The Mudcat Café TM
Thread #78830   Message #1428647
Posted By: greg stephens
07-Mar-05 - 06:27 AM
Thread Name: Review: Spurious Kurdish musicians & Art in Hull
Subject: RE: Review: Spurious Kurdish musicions & Art in H
The fact that PKR has identified Nahro Zagros as one of his targets puts these posts in the realm of legitimate criticism(if a bit hostile) rather than just some kind of TROLL stuff.
    Nahro is a cosmopolitaN Kurdish muscian, familiar with other idioms as well as traditional Kurdish music. he plays with mussicians from other cultures in his band, and likes Eastern European stuff, as well as Kurdish rad, and his own stuff. Some of the Kurdish people I knw play very hardline trad, some aspire to the ubiquitous Yamaha keyboard disco sound belved of modern emigre Middle Eastern musicians everywhere. These are all different kind of music. And, as I mentioned earlier, a friend of mine called Kamran plays cello in the No Staffs Symphony orchestra, and also very tra Kurdish in the Baq Band (it's pronounced Back, I may have the spelling wrong, I've not seen it written down).

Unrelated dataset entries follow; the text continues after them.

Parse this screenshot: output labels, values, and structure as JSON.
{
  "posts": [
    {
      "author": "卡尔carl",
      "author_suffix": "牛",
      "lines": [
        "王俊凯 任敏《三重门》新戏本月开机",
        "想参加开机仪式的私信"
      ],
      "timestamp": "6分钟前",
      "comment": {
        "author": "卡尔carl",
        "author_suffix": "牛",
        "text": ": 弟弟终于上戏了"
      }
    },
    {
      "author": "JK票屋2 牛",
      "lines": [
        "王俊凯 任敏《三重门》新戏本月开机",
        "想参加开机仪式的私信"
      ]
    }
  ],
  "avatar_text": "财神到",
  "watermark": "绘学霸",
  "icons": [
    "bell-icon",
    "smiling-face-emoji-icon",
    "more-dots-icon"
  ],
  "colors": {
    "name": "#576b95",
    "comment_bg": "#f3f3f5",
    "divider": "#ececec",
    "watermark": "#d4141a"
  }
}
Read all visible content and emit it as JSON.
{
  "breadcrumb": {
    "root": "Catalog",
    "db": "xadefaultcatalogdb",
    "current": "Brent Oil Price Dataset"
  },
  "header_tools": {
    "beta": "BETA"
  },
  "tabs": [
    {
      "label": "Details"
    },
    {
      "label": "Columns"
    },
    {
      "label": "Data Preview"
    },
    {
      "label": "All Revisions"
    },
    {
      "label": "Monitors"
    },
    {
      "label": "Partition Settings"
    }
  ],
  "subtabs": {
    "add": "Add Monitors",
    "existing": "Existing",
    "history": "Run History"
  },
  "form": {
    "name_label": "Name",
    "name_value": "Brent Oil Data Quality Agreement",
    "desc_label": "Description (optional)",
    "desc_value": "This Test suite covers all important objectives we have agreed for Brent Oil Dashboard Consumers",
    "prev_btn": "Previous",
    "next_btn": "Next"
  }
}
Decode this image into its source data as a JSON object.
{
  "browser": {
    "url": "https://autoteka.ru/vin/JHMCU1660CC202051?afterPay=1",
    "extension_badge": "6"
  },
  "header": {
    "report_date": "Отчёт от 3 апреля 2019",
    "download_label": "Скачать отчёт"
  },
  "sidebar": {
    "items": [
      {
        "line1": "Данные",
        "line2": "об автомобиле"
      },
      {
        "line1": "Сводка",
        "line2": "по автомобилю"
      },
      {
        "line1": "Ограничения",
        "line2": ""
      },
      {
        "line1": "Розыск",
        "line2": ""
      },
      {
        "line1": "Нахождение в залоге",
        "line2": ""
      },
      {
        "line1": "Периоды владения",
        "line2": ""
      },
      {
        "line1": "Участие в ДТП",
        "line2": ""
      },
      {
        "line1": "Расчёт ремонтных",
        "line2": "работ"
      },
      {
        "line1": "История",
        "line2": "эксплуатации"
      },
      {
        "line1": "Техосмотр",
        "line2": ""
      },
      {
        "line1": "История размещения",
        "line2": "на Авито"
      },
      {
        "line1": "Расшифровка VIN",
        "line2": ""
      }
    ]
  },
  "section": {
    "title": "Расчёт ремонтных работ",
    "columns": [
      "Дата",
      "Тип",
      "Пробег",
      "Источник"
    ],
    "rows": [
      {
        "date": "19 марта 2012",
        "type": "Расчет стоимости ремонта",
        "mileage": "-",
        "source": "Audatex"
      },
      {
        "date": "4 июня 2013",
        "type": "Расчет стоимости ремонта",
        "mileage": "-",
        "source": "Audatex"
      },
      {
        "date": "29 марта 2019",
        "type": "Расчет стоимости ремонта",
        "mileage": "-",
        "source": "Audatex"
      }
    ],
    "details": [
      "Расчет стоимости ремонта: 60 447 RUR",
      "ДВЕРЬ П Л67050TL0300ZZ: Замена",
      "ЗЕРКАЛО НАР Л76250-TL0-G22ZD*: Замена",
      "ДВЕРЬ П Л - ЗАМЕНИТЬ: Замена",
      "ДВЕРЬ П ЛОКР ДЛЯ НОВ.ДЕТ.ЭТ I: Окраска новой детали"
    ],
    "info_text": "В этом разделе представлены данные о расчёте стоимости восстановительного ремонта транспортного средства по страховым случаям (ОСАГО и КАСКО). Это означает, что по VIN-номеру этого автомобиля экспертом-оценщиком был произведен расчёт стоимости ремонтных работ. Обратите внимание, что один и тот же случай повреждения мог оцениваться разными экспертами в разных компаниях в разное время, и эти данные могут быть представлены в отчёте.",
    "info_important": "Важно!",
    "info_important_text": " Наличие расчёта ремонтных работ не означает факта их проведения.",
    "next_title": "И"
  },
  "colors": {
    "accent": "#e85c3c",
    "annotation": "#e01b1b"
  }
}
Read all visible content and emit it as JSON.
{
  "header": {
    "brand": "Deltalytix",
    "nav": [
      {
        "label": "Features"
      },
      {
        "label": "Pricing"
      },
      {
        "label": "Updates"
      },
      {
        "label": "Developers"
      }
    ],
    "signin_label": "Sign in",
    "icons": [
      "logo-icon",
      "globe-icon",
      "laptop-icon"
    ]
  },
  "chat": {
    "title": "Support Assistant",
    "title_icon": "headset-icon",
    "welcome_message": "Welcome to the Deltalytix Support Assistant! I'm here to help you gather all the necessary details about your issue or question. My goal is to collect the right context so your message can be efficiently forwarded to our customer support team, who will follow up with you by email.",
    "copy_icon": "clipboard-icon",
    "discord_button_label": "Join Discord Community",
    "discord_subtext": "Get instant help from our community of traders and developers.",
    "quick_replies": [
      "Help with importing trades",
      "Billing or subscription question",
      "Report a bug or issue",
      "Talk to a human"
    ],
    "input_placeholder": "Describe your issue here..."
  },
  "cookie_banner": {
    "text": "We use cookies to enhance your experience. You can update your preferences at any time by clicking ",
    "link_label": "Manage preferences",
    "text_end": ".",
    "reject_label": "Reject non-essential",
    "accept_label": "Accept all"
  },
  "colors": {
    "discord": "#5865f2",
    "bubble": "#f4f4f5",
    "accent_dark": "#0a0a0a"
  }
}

    So, lots of people, lots of kinds of music. And PKR may have a point if some of the music is presented as Kurdish trad if it isnt. If a load of English refugees arrived in Kurdistan and started setting up bands there might be a bit of dispute too. Say the local folklore festival in Kirkuk put on an English band and said it was English folk music. And say the band was actually a straightforward 12-bar Saturday night pub blues band. Then you might well find the impeccable Copper style harmony group complaining bitterly if they didn't get the gig.
   What I find interesting, to change the subject, is the validity of my own value-judgements on Kurdish music. I have recorded loads of Kurdish singers, for example. Obviously, I started having opinions quite quickly about which ones I liked better than others. Do my opinions make any sense in Kurdish terms? For a start, I hadnt much clue who was in tune and who weren't, some of the scales are so wierd. And the amount of throbbing emotion used, another criterion, is I expect much more highly valued by most Kurds than it is by me. I know that one of the singers I've recorded stands out head and shoulders above the others, to me. But does he to the other Kurds...some, or all, of them? It is very intriguing. And helps you think about your own music too. I would seriously like a chat with you, Proud Kurdish refugee, your analysis of what is going on here would be very interesting.